The population of US residents between 50 and 64 (those most likely to claim disability without having reached retirement age yet) has risen from about 25 million in 1960 to about 60 million today. And the number of women in the workforce has grown even more.

Those two groups have higher rates of disabilities than the population overall.

That's why the numbers have risen from 500,000 to over 10 million.

Fraud, according to the Social Security Administration's data, occurs in "a fraction of one percent" of cases (or about 100,000).

Also, the number of conditions that are recognized as qualifying disabilities has risen substantially.

+2
Level ∞
Jun 28, 2021
Women should be less likely to need disability, since the vast majority of dangerous jobs are performed by men.
+1
Level 58
Oct 5, 2019
Isn’t it confouded by the fact that people nowadays get older?

The median age is definetly higher than in 1960

+3
Level ∞
Oct 5, 2019
Probably a little bit. But people over the retirement age aren't included in this number. Another factor is that labor participation among women has increased. In any case, these factors can't come anywhere close to explaining a 10x increase.
+2
Level 74
Oct 6, 2019
Without being an expert, and the US system being very messy, I tried to look into it a little bit, because I'm not convinced, that fraud can be such a huge factor.
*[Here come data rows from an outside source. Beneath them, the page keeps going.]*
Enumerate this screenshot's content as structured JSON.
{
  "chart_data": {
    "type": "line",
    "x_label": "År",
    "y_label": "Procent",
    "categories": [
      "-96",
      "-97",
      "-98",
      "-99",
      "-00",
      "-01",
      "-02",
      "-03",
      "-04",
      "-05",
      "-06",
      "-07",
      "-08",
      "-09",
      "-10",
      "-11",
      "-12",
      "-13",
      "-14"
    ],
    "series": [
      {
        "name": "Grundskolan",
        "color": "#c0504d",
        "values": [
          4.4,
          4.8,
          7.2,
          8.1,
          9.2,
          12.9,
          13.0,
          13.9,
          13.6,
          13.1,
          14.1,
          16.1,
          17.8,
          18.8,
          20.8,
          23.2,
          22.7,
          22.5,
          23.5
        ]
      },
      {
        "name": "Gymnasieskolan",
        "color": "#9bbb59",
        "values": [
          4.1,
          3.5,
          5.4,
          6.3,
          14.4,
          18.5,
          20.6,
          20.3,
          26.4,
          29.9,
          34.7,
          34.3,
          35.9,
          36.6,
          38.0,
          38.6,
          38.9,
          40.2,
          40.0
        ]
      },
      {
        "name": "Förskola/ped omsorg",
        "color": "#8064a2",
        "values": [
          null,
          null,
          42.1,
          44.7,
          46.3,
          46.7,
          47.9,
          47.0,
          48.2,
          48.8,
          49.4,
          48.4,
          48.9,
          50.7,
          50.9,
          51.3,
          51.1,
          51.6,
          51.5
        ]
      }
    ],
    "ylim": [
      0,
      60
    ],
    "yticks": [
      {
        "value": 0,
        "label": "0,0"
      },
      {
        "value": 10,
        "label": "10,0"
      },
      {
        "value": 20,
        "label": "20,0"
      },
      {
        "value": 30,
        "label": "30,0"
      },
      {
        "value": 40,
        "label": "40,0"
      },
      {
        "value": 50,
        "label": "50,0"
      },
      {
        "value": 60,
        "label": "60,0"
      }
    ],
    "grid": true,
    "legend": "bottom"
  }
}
While aging and population growth can't entirely account for it, it seems, that the federal government expanded several laws and programs, esp. under Clinton. Maybe the accesibility of benefits has widened, esp. into red states, or the definitions of disability and services available have broadened.
+3
Level ∞
Jun 28, 2021
No where did we claim that fraud was solely responsible for the increase. I think that you are right that increased program access is the largest cause of the increase. But fraud is significant. I don't see demographics as explaining more than a small part of the increase.

One thing to note is that rates of workplace disability should be going DOWN over time, not up, since the workplace is becoming much safer.

It seems excessive that, for every 20 people working, there is one who is getting disability. This can't grow much bigger without becoming a major financial problem and moral hazard.

+2
Level 33
Sep 6, 2021
There's a great expose at https://apps.npr.org/unfit-for-work/ explaining the shift. Has to do with a "disability-industrial complex" of doctors and lawyers directing people who ​have trouble working on their feet, and lack the skills and credentials for desk jobs, to disability. States have an incentive to offload their welfare recipients onto the federal payroll. The feds don't do much to prevent this from happening, so states hire private companies to comb the welfare rolls.

Additionally, a 7x increase in children on welfare, due to a loophole in the disability law. It is enticing for poor folks to get their child on disability to bring in an additional $700/month.